Sotto osservazione
30 aprile 2015
Il successo della Festa del Libro Ebraico porta a interrogarsi sul rapporto tra la condizione di minoranza e l'essere sotto i riflettori
Grande il successo della sesta edizione della Festa del Libro Ebraico, appena conclusasi a Ferrara. Organizzata dalla Fondazione Museo Nazionale dell’Ebraismo Italiano e della Shoah (Meis) in attesa del completamento del primo lotto del museo che ospiterà spazi espositivi permanenti, centro di documentazione, biblioteca e aree per la didattica, vede crescere di anno in anno il pubblico, ma anche lo spessore del programma e degli ospiti. Libri soprattutto, tanti libri, incontri, presentazioni, un convegno internazionale, concerti, degustazioni e passeggiate per la sempre fascinosa Ferrara. Oltre cinquemila volumi di autori ebrei o di argomento ebraico, centocinquantasette case editrici, occasioni ghiotte di incontri con scrittori, studiosi e i giornalisti... e una domanda. Vero è che, come mi diceva un’amica libraia, “È pazzesco ma quando inizi a ragionarci su ti rendi conto che una quantità impressionante di libri ha un qualche aggancio ebraico” ma non è eccessiva questa attenzione?

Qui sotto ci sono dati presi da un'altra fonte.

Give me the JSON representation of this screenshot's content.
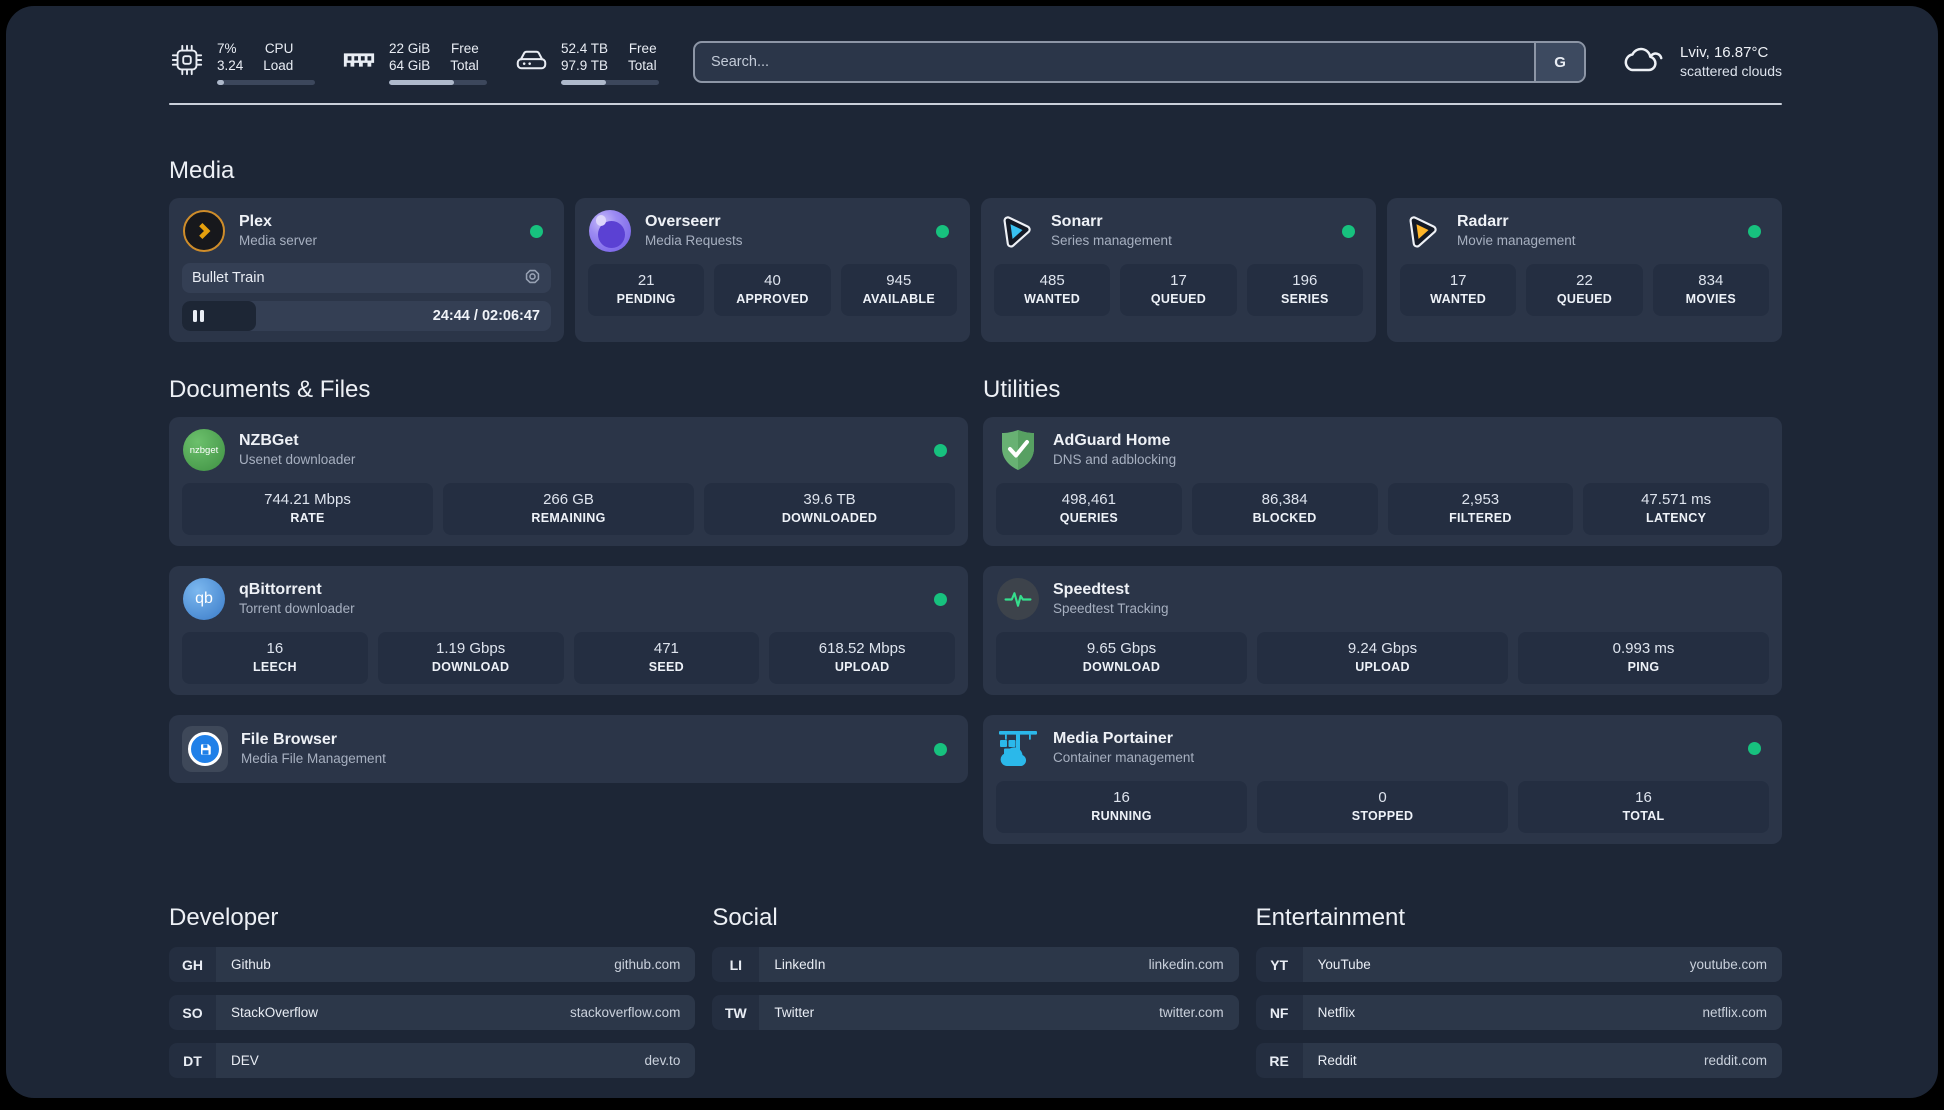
{
  "header": {
    "metrics": [
      {
        "name": "cpu",
        "line1_value": "7%",
        "line2_value": "3.24",
        "line1_label": "CPU",
        "line2_label": "Load",
        "progress_pct": 7
      },
      {
        "name": "ram",
        "line1_value": "22 GiB",
        "line2_value": "64 GiB",
        "line1_label": "Free",
        "line2_label": "Total",
        "progress_pct": 66
      },
      {
        "name": "disk",
        "line1_value": "52.4 TB",
        "line2_value": "97.9 TB",
        "line1_label": "Free",
        "line2_label": "Total",
        "progress_pct": 46
      }
    ],
    "search": {
      "placeholder": "Search...",
      "provider_button": "G"
    },
    "weather": {
      "location": "Lviv, 16.87°C",
      "condition": "scattered clouds"
    }
  },
  "sections": {
    "media": {
      "title": "Media",
      "cards": [
        {
          "name": "Plex",
          "subtitle": "Media server",
          "online": true,
          "now_playing": {
            "title": "Bullet Train",
            "time_display": "24:44 / 02:06:47",
            "progress_pct": 20
          }
        },
        {
          "name": "Overseerr",
          "subtitle": "Media Requests",
          "online": true,
          "stats": [
            {
              "value": "21",
              "label": "PENDING"
            },
            {
              "value": "40",
              "label": "APPROVED"
            },
            {
              "value": "945",
              "label": "AVAILABLE"
            }
          ]
        },
        {
          "name": "Sonarr",
          "subtitle": "Series management",
          "online": true,
          "stats": [
            {
              "value": "485",
              "label": "WANTED"
            },
            {
              "value": "17",
              "label": "QUEUED"
            },
            {
              "value": "196",
              "label": "SERIES"
            }
          ]
        },
        {
          "name": "Radarr",
          "subtitle": "Movie management",
          "online": true,
          "stats": [
            {
              "value": "17",
              "label": "WANTED"
            },
            {
              "value": "22",
              "label": "QUEUED"
            },
            {
              "value": "834",
              "label": "MOVIES"
            }
          ]
        }
      ]
    },
    "documents": {
      "title": "Documents & Files",
      "cards": [
        {
          "name": "NZBGet",
          "subtitle": "Usenet downloader",
          "online": true,
          "stats": [
            {
              "value": "744.21 Mbps",
              "label": "RATE"
            },
            {
              "value": "266 GB",
              "label": "REMAINING"
            },
            {
              "value": "39.6 TB",
              "label": "DOWNLOADED"
            }
          ]
        },
        {
          "name": "qBittorrent",
          "subtitle": "Torrent downloader",
          "online": true,
          "stats": [
            {
              "value": "16",
              "label": "LEECH"
            },
            {
              "value": "1.19 Gbps",
              "label": "DOWNLOAD"
            },
            {
              "value": "471",
              "label": "SEED"
            },
            {
              "value": "618.52 Mbps",
              "label": "UPLOAD"
            }
          ]
        },
        {
          "name": "File Browser",
          "subtitle": "Media File Management",
          "online": true,
          "stats": []
        }
      ]
    },
    "utilities": {
      "title": "Utilities",
      "cards": [
        {
          "name": "AdGuard Home",
          "subtitle": "DNS and adblocking",
          "online": false,
          "stats": [
            {
              "value": "498,461",
              "label": "QUERIES"
            },
            {
              "value": "86,384",
              "label": "BLOCKED"
            },
            {
              "value": "2,953",
              "label": "FILTERED"
            },
            {
              "value": "47.571 ms",
              "label": "LATENCY"
            }
          ]
        },
        {
          "name": "Speedtest",
          "subtitle": "Speedtest Tracking",
          "online": false,
          "stats": [
            {
              "value": "9.65 Gbps",
              "label": "DOWNLOAD"
            },
            {
              "value": "9.24 Gbps",
              "label": "UPLOAD"
            },
            {
              "value": "0.993 ms",
              "label": "PING"
            }
          ]
        },
        {
          "name": "Media Portainer",
          "subtitle": "Container management",
          "online": true,
          "stats": [
            {
              "value": "16",
              "label": "RUNNING"
            },
            {
              "value": "0",
              "label": "STOPPED"
            },
            {
              "value": "16",
              "label": "TOTAL"
            }
          ]
        }
      ]
    },
    "bookmarks": [
      {
        "title": "Developer",
        "links": [
          {
            "abbr": "GH",
            "name": "Github",
            "url": "github.com"
          },
          {
            "abbr": "SO",
            "name": "StackOverflow",
            "url": "stackoverflow.com"
          },
          {
            "abbr": "DT",
            "name": "DEV",
            "url": "dev.to"
          }
        ]
      },
      {
        "title": "Social",
        "links": [
          {
            "abbr": "LI",
            "name": "LinkedIn",
            "url": "linkedin.com"
          },
          {
            "abbr": "TW",
            "name": "Twitter",
            "url": "twitter.com"
          }
        ]
      },
      {
        "title": "Entertainment",
        "links": [
          {
            "abbr": "YT",
            "name": "YouTube",
            "url": "youtube.com"
          },
          {
            "abbr": "NF",
            "name": "Netflix",
            "url": "netflix.com"
          },
          {
            "abbr": "RE",
            "name": "Reddit",
            "url": "reddit.com"
          }
        ]
      }
    ]
  },
  "icons": {
    "nzbget_text": "nzbget",
    "qbittorrent_text": "qb"
  },
  "colors": {
    "background": "#1d2636",
    "card": "#2b3548",
    "stat_tile": "#242e41",
    "status_online": "#17c17e",
    "plex_amber": "#e5a00d",
    "sonarr_blue": "#38c1f1",
    "radarr_yellow": "#ffb527",
    "portainer_blue": "#2bb8ea"
  }
}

Così come non è eccessivo che nella rassegna stampa dell’Unione delle Comunità Ebraiche Italiane entrino decine di migliaia di articoli ogni anno? Ci sono ovvi e prevedibili picchi in occasione di date particolari, come la Giornata della Memoria, o di eventi che hanno particolare visibilità, come la recente morte di rav Toaff, ma anche il semplice flusso quotidiano è impressionante, segno di una attenzione costante che dovrebbe far riflettere. A parte l’ovvia considerazione che una simile rassegna stampa - dove entra anche tutto ciò che riguarda temi come diritti, discriminazioni, razzismi e minoranze - sarebbe uno strumento utilissimo anche per la redazione di questa newsletter, io mi trovo a chiedermi perché non esiste una analoga “Festa del libro protestante”? Perché al di là dell’indubbio (e invidiabile, nonché encomiabile) successo della campagna per l’otto per mille l’attenzione dedicata ai valdesi, per esempio, non è neppure paragonabile? Oppure, forse invece sarebbe simile ma nessuno ci bada?
Essere sempre sui giornali, essere sempre “sotto osservazione”... è un bene o un male? È segno di un sincero interesse, al di là di manifestazioni indiscutibilmente belle e positive come la Festa sopra menzionata, l’attenzione spasmodica che raccoglie tutto ciò che è ebraico? Senza neppure arrivare a pensare alle reazioni che suscita il semplice pronunciare la parola Israele, e alla sovraesposizione mediatica di che tutto ciò che vi avviene... che effetto può fare a chiunque, e a qualunque minoranza, essere sui giornali tutti i giorni, e con questa intensità?